Close-up of the release system. It consists of a base which is a cross pierced and tapped in its center. A cam is articulated on each branch of the cross. The top of the cam will hook the flange of the bottle. At the bottom of the 4 cams, an elastic tries to put them in the open position, but a plastic sleeve (dark gray in the photo) sliding along the tube, forces them to remain closed. If we pull this sleeve down, the jaws open releasing the rocket.

The cross is screwed on the "nut" opposite, which is itself tightened on the copper tube using two screws which tighten the split part below the screw thread.

Opposite a photo of the "jawbone" assembly. We can see the thread in the center and at the bottom right the sleeve.

This whole set was machined by a friend. Thank you Pierre.

Another view of the system which allows a better view of the way in which the assembly is fixed on the tube.
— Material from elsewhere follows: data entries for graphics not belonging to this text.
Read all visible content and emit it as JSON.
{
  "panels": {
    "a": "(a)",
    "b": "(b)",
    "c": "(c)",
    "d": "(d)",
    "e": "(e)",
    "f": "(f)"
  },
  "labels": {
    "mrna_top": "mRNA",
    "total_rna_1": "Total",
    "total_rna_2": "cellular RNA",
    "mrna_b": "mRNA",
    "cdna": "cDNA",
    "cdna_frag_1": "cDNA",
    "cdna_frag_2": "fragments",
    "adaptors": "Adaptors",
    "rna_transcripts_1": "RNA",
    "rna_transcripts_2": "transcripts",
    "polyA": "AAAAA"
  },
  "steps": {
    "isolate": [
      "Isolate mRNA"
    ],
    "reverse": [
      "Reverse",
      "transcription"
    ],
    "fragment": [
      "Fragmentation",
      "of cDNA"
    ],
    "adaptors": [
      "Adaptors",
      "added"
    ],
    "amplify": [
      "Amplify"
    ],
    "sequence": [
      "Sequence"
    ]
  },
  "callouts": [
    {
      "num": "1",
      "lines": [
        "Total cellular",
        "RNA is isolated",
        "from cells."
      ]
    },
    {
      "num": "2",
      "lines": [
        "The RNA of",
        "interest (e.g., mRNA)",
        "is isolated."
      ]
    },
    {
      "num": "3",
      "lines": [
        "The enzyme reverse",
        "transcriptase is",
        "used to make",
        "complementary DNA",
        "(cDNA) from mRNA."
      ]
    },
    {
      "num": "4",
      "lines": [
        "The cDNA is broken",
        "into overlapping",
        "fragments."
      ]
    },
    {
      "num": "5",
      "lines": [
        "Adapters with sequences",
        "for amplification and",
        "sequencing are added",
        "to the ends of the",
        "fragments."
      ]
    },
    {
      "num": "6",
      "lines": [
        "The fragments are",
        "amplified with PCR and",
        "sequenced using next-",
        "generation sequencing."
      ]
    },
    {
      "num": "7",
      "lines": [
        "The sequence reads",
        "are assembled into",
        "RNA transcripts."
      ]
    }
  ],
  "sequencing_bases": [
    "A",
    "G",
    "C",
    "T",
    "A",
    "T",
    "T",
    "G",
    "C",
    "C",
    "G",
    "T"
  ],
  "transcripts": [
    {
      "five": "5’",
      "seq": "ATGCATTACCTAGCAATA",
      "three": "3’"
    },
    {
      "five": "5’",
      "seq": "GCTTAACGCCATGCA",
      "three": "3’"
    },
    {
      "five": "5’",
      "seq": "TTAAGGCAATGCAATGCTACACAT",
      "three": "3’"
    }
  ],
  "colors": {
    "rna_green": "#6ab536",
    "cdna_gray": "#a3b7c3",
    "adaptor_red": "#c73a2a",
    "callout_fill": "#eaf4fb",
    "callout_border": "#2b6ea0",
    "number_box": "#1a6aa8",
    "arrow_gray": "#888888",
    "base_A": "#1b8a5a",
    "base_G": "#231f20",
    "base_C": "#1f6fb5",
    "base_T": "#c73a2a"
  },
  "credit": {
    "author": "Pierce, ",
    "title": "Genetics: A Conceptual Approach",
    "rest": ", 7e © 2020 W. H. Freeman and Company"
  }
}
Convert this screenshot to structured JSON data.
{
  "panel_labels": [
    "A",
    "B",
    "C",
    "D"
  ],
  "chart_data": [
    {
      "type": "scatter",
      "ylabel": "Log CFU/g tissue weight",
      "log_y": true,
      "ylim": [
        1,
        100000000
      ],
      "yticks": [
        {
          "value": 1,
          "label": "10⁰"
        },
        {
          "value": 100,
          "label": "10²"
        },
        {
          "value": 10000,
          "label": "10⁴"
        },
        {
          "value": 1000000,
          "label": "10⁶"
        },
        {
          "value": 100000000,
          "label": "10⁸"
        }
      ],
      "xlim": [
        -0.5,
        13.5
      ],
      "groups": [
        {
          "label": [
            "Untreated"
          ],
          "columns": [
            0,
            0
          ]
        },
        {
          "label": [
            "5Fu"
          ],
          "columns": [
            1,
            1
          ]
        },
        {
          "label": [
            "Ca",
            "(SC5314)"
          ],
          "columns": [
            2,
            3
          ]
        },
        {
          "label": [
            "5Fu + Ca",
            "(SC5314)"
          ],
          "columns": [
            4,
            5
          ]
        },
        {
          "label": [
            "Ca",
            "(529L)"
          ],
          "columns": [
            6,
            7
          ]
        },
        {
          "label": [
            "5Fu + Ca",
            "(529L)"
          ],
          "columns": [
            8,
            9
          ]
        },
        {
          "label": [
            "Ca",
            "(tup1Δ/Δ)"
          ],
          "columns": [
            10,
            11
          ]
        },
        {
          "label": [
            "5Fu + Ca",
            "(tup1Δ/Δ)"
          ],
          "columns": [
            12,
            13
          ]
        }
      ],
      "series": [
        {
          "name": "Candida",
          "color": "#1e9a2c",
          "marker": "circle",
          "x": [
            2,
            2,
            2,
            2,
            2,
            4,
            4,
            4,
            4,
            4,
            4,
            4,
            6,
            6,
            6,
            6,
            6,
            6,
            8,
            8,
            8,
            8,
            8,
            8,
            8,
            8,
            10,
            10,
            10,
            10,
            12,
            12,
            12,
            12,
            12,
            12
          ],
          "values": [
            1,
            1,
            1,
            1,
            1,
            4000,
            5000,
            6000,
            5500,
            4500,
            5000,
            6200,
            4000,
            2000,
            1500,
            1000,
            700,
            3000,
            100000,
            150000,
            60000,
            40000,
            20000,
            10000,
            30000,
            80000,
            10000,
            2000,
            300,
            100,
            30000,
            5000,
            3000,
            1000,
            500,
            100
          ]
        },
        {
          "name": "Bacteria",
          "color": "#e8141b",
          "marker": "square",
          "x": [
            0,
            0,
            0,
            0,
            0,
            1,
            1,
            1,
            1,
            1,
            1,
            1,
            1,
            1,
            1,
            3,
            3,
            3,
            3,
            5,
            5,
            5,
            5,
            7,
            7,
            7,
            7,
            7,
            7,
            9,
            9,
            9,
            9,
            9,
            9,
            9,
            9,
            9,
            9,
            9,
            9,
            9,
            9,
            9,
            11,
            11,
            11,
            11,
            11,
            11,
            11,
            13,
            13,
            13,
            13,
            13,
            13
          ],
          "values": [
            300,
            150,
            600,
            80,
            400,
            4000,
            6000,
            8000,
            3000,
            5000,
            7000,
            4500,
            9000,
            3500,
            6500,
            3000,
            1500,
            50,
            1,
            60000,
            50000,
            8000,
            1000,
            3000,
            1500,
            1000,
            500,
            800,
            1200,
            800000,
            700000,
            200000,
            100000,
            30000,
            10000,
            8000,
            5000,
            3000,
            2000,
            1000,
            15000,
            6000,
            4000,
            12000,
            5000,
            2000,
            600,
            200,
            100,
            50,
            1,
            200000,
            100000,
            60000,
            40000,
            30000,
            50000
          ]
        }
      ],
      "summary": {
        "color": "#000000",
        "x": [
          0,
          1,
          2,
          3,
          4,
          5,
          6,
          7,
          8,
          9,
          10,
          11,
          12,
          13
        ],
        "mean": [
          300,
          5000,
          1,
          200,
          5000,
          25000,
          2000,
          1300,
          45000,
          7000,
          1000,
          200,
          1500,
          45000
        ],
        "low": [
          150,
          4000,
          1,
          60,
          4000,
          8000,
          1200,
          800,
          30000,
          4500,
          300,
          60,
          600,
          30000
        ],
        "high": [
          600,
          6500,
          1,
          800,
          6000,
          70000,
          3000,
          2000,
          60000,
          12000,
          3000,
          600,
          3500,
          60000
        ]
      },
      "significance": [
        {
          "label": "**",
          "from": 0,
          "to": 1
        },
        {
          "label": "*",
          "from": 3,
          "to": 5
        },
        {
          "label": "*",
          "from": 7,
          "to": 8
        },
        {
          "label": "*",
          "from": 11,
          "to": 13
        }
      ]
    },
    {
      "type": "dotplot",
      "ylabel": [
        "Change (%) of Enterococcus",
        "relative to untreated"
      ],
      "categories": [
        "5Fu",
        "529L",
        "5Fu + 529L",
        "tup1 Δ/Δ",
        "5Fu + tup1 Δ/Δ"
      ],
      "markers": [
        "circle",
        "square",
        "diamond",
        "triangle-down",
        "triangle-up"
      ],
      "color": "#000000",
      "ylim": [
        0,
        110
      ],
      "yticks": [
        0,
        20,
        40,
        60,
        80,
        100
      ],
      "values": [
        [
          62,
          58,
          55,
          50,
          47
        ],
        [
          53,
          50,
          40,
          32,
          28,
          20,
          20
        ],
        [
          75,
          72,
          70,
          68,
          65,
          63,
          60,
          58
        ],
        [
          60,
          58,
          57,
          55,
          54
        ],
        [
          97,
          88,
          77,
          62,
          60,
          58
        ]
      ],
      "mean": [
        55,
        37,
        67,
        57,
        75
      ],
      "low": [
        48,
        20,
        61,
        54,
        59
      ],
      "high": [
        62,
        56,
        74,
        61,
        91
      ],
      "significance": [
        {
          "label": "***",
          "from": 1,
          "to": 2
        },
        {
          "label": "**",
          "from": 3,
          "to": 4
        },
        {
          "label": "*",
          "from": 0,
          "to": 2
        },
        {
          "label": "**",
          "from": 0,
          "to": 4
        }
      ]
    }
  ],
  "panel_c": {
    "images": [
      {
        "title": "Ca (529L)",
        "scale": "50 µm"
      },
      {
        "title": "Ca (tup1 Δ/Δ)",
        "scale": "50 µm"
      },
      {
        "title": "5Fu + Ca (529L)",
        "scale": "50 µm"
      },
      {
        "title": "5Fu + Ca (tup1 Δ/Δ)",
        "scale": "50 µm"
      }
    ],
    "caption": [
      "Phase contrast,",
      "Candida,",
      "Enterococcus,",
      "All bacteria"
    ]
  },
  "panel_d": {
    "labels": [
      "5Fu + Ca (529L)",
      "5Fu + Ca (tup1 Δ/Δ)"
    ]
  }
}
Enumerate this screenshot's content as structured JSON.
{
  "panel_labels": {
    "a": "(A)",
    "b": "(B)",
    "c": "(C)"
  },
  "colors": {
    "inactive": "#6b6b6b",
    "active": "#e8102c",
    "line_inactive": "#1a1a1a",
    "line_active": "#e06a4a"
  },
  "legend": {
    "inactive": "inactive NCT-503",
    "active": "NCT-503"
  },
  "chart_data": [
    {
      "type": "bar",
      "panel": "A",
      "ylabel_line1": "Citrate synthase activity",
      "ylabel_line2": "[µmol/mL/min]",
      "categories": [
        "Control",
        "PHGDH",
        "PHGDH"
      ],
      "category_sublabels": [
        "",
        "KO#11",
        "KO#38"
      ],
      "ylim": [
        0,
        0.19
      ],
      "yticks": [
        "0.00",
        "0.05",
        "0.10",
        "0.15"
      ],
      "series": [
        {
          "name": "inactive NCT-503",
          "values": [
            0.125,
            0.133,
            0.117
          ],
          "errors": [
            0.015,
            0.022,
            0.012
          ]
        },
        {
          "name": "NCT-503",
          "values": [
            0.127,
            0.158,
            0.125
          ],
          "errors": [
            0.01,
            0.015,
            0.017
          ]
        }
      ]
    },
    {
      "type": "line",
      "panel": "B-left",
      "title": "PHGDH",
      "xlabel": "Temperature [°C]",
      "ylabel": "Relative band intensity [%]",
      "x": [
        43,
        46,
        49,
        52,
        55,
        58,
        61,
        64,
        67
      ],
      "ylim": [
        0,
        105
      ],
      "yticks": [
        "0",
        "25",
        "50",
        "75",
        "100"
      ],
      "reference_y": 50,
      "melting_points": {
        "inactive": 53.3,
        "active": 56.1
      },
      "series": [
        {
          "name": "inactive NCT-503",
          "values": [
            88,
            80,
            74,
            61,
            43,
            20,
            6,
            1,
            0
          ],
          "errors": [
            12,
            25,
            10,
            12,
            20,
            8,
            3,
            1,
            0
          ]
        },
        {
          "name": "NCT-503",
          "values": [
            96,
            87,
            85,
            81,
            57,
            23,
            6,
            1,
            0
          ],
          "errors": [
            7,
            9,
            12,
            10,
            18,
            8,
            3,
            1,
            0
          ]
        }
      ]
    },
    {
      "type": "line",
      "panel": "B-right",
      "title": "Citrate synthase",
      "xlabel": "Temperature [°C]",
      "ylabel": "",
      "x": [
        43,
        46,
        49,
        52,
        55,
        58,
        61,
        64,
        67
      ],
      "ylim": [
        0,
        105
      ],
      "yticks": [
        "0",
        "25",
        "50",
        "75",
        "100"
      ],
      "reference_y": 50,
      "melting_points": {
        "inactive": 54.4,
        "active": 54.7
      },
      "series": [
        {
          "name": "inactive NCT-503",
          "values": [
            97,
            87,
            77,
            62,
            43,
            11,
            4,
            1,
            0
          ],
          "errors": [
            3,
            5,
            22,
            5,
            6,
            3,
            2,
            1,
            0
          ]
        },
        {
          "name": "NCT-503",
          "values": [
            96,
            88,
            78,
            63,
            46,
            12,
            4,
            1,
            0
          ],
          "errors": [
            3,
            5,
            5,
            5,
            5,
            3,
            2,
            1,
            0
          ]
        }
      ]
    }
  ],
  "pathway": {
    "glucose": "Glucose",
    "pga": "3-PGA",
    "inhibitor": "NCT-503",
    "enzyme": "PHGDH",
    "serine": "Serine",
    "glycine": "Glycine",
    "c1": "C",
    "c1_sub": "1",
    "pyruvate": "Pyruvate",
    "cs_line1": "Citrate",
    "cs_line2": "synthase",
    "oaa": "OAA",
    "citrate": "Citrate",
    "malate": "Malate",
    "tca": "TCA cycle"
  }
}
The split nut is tightened on the tube by means of the screw that can be seen in the center of the photo.

We can also see the two holes in the sleeve through which a string passes which allows it to be pulled down for the release.

The system mounted on the tube, holding a bottle.

Here is a complete view of the launch installation. In addition to the rocket on a ramp (this is BiValse, twice 1.25 liters), we can distinguish the pump and the sprayer transformed into a water filler (an idea of ??Hervé Brégent). In fact, sprayers work like water rockets, the tank is filled with water and then pressurized by pumping (the black handle on top). The water being under pressure, we can therefore fill the rocket, as long as the pressure in the rocket is lower than that of the tank. As the pressure is filled, the pressure in the bottle increases, while it decreases in the sprayer. In practice I manage to put about 2 liters of water without pumping again, but I have not made a precise study on the subject.

This system eliminates the need for the small internal pipe of my launcher whose objective was to release the pressure in the bottle to allow filling. Which means that a new, simpler launcher is planned.